La Comisión Europea se prepara para acusar a Meta Platforms Inc. de utilizar técnicas de diseño abusivas en Facebook e Instagram para mantener a los niños enganchados, intensificando una batalla regulatoria que podría costarle a la empresa hasta el 6% de sus ingresos anuales globales en virtud de la Ley de Servicios Digitales del bloque.
El brazo ejecutivo de la UE se dispone a emitir conclusiones preliminares que alegan que las plataformas de redes sociales de Meta emplean funciones de diseño adictivo que atrapan a los usuarios jóvenes, según personas familiarizadas con el asunto que pidieron no ser identificadas por no ser públicos los procedimientos. Los reguladores aún no han fijado una fecha para el anuncio.
"La Comisión está adoptando una postura firme contra el diseño de plataformas que explota a menores, y este caso pondrá a prueba la capacidad de aplicación de la DSA", afirmó Elena Fischer, analista regulatoria de Edgen. "Si la UE demuestra su caso, Meta podría enfrentarse no solo a una multa significativa, sino también a cambios obligatorios en la forma en que se diseñan sus productos para los usuarios más jóvenes".
La investigación se centra en el uso por parte de Meta de recomendaciones algorítmicas, funciones de desplazamiento infinito y sistemas de notificación que, según los reguladores, están diseñados para maximizar el tiempo de pantalla entre los menores. La investigación se enmarca en la DSA, que entró plenamente en vigor para todas las plataformas en febrero de 2024 e impone multas de hasta el 6% de la facturación anual global de una empresa por infracciones. La última gran sanción de la UE contra Meta se produjo en mayo de 2023, cuando la empresa fue multada con 1.200 millones de euros (1.300 millones de dólares) por transferir datos de usuarios europeos a Estados Unidos en violación de las normas de privacidad, una sanción que Meta está recurriendo.
Lo que está en juego para Meta va más allá de las sanciones económicas. Una declaración formal de infracciones de la DSA podría obligar a la empresa a rediseñar funciones clave de sus productos para usuarios menores de edad en los 27 países del bloque, lo que afectaría a decenas de millones de jóvenes europeos. El caso también sienta un precedente sobre cómo la UE aplica su marco normativo digital al diseño de plataformas —no solo a la privacidad de datos o la moderación de contenidos—, abriendo un nuevo frente en la regulación tecnológica europea.
El Alcance Creciente de la DSA
La DSA, que se aplica a todas las plataformas con más de 45 millones de usuarios activos mensuales en la UE, exige que las empresas realicen evaluaciones anuales de riesgos "sistémicos", incluida la protección de menores. Facebook e Instagram de Meta superan ese umbral, lo que las somete al nivel más estricto de obligaciones. La Comisión ya ha designado a 25 plataformas —entre ellas TikTok, YouTube y Snapchat— como sujetas a un escrutinio reforzado de la DSA.
La acción de la UE contra Meta se enmarca en un impulso regulatorio más amplio dirigido a la seguridad infantil en línea.

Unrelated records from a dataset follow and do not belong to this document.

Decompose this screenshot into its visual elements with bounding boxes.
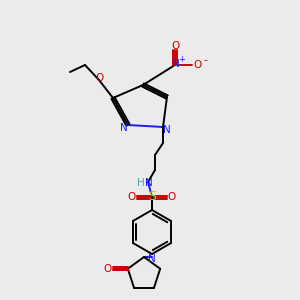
Text: S: S — [148, 190, 156, 203]
Text: O: O — [128, 192, 136, 202]
Text: N: N — [120, 123, 128, 133]
Text: +: + — [178, 55, 185, 64]
Text: N: N — [148, 254, 156, 264]
Text: O: O — [95, 73, 103, 83]
Text: -: - — [203, 55, 207, 65]
Text: N: N — [145, 178, 153, 188]
Text: O: O — [193, 60, 201, 70]
Text: N: N — [172, 59, 180, 69]
Text: O: O — [168, 192, 176, 202]
Text: N: N — [163, 125, 171, 135]
Text: O: O — [104, 264, 112, 274]
Text: H: H — [137, 178, 145, 188]
Text: O: O — [171, 41, 179, 51]
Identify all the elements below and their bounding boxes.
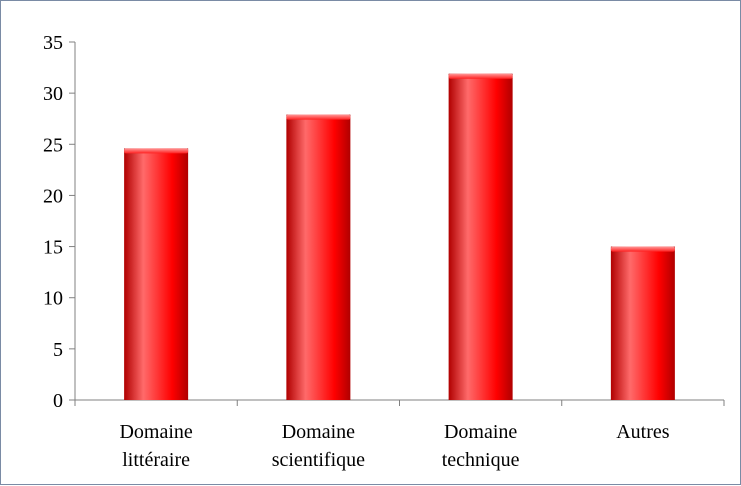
y-tick-label: 25: [43, 134, 63, 156]
bar-3: [448, 73, 513, 401]
bar-cap: [124, 148, 189, 154]
bar-4: [610, 246, 675, 400]
y-tick-label: 5: [53, 339, 63, 361]
bar-cap: [448, 73, 513, 79]
y-tick-label: 15: [43, 237, 63, 259]
x-category-label-line: Domaine: [119, 421, 192, 443]
x-category-label-line: scientifique: [272, 449, 365, 471]
bar-cap: [610, 246, 675, 252]
y-tick-label: 20: [43, 185, 63, 207]
bar-body: [610, 246, 675, 400]
bar-body: [124, 148, 189, 400]
y-tick-label: 0: [53, 390, 63, 412]
bar-1: [124, 148, 189, 400]
x-category-label-line: Domaine: [444, 421, 517, 443]
bar-body: [286, 114, 351, 400]
bar-cap: [286, 114, 351, 120]
x-category-label: Domaine littéraire: [119, 421, 192, 471]
x-category-label-line: Domaine: [282, 421, 355, 443]
x-category-label: Domaine technique: [442, 421, 520, 471]
y-tick-label: 30: [43, 83, 63, 105]
bars: [124, 73, 675, 401]
x-category-label: Autres: [616, 421, 670, 443]
y-tick-label: 10: [43, 288, 63, 310]
y-tick-label: 35: [43, 32, 63, 54]
x-category-label-line: Autres: [616, 421, 670, 443]
x-category-label: Domaine scientifique: [272, 421, 365, 471]
x-category-label-line: littéraire: [122, 449, 190, 471]
bar-body: [448, 73, 513, 401]
x-category-label-line: technique: [442, 449, 520, 471]
bar-2: [286, 114, 351, 400]
y-tick-labels: 0 5 10 15 20 25 30 35: [43, 32, 63, 412]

La Ley de Seguridad en Línea del Reino Unido, que entró en vigor en 2025, impone un deber de diligencia a las plataformas para proteger a los menores de contenido dañino. Australia aprobó en 2024 una legislación que prohíbe a los menores de 16 años el uso de redes sociales. En Estados Unidos, más de 30 estados han demandado a Meta alegando que sus plataformas dañan la salud mental de los usuarios jóvenes, aunque la legislación federal se ha estancado.
¿Qué Sigue?
Si la Comisión emite un pliego de cargos formal, Meta tendría derecho a responder y solicitar una audiencia antes de cualquier decisión final. El proceso suele durar entre 12 y 18 meses desde las conclusiones preliminares hasta una resolución definitiva. Meta también podría ofrecer compromisos vinculantes para modificar sus prácticas y abordar las preocupaciones de la UE, lo que podría evitar una multa.
Las acciones de Meta cayeron un 1,8% en las operaciones previas a la apertura del mercado tras la noticia, según datos recopilados por Bloomberg. El valor ha subido un 22% en lo que va de año hasta el cierre del lunes, superando al mercado en general, ya que el negocio publicitario de la empresa se ha beneficiado de las herramientas de segmentación impulsadas por IA —los mismos sistemas algorítmicos que ahora están bajo escrutinio de la UE.